About Hutterites

This post was contributed by guest blogger Paul M Wipf.

The goal of this blog is to open a small window into the Hutterite community, allowing the viewer to see a segment of the Hutterites in operation in order that the viewer can understand the larger picture of the Hutterite Communities.

The Hutterian Brethren living on the Great Plains of western North America are much studied but little understood. They come from a history of 400 years of unrelenting persecution, and almost extinction. Their history of steadfastness and perseverance is unique in the annals of Christian history. And while this glorious history lies behind them, the contributions they might yet make to the way humanity understands itself might well still lie ahead of them.

The Hutterites are much studied by sociologists and ethnographers. Their way of life is a valid subject of study, but the underlying philosophy their way of life should be the topic of theological and economic study, and the study of human motivation.

Since coming to North America, colonies have typically branched out when they have reached 130 to 140 souls, children included. This is done by buying new land, erecting the buildings and infrastructure and buying the machinery and equipment needed to ensure the success of the new colony. Then, shortly before the actual branching out occurs, the names of the colony members, with existing and potential new leaders for all aspects of new colony life, are drawn by lot to select who will go to the new colony and who will stay behind. This method of cell division ensures that the skills and abilities of potential leaders are utilized and the creativity and initiative within the colonies used to build up their communal life rather than dissipated in personal rivalries competing for leadership.
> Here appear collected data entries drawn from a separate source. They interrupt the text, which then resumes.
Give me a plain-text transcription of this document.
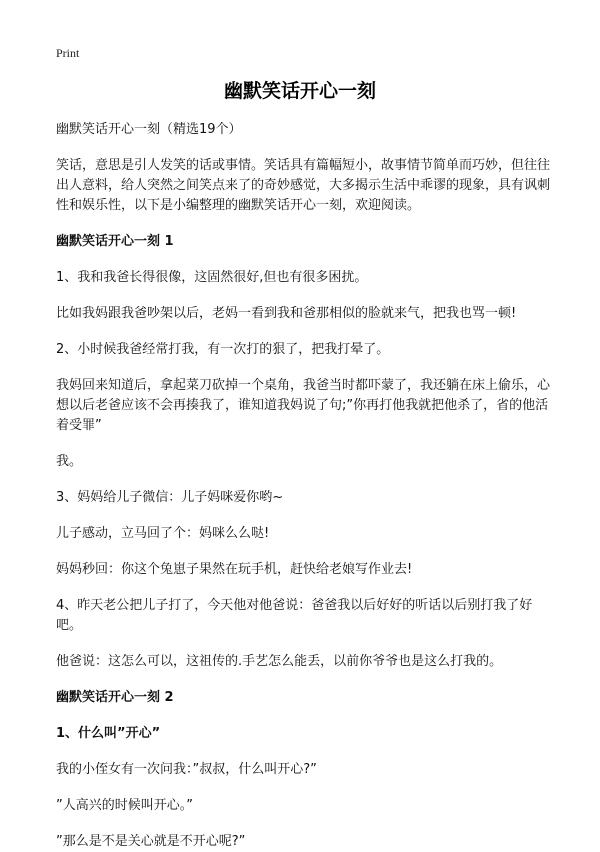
Print
幽默笑话开心一刻

幽默笑话开心一刻（精选19个）

笑话，意思是引人发笑的话或事情。笑话具有篇幅短小，故事情节简单而巧妙，但往往出人意料，给人突然之间笑点来了的奇妙感觉，大多揭示生活中乖谬的现象，具有讽刺性和娱乐性，以下是小编整理的幽默笑话开心一刻，欢迎阅读。

幽默笑话开心一刻 1

1、我和我爸长得很像，这固然很好,但也有很多困扰。

比如我妈跟我爸吵架以后，老妈一看到我和爸那相似的脸就来气，把我也骂一顿!

2、小时候我爸经常打我，有一次打的狠了，把我打晕了。

我妈回来知道后，拿起菜刀砍掉一个桌角，我爸当时都吓蒙了，我还躺在床上偷乐，心想以后老爸应该不会再揍我了，谁知道我妈说了句;”你再打他我就把他杀了，省的他活着受罪”

我。

3、妈妈给儿子微信：儿子妈咪爱你哟~

儿子感动，立马回了个：妈咪么么哒!

妈妈秒回：你这个兔崽子果然在玩手机，赶快给老娘写作业去!

4、昨天老公把儿子打了，今天他对他爸说：爸爸我以后好好的听话以后别打我了好吧。

他爸说：这怎么可以，这祖传的.手艺怎么能丢，以前你爷爷也是这么打我的。

幽默笑话开心一刻 2

1、什么叫”开心”

我的小侄女有一次问我：”叔叔，什么叫开心?”

”人高兴的时候叫开心。”

”那么是不是关心就是不开心呢?”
A visit to a colony is a study in contrasts. Socially, there is much that harkens back to the Reformation. Clothing styles, some of the teaching methods, worship, and the division of labor between the sexes would not be strange to middle Europeans of the 16th century. Production equipment, whether this be in the kitchen, the workshop, the factories or the fields, demonstrates an expertise that 21st century industrial designers and production managers would admire. Vocational training, learned by working with skilled elder-mentors, is still the practice today, and young people are trained in the wide spectrum of skills needed to manage a colony. Then they are chosen for specific duties, based on the aptitudes they demonstrate in various training settings. A visit to a colony demonstrates all the skills needed to manage a community-skills as diverse as animal husbandry, cooking, teaching, gardening and food preservation, welding, carpentry, accounting, sewing, plumbing, mechanics and operating all kinds of equipment-from an air seeder guided by a global positioning system to managing meat packing operations supervised by government food inspectors.

The Hutterites have demonstrated an economics that provides a cradle to grave food, shelter, clothing, health care, education, social services, employment, cultural development model for the entire community. It is a system that confounds those economists committed to the belief that money and economics are the most powerful of human motivations, for no one on the colony draws a salary or a wage. With few exceptions, members of the colonies are highly productive, creative, innovative people who defy most contemporary economic theory. It is my belief that in the colonies there exists an alternative to the economics of scarcity and divisiveness that characterizes the economics of capitalism that has become ascendant since the fall of communism. Humanity desperately needs alternatives to this economic model that is inexorably driving the human experiment towards destruction. I believe that there is in the Hutterite model an alternative that the rest of humanity needs to study if we humans are going to live together in this world without destroying ourselves.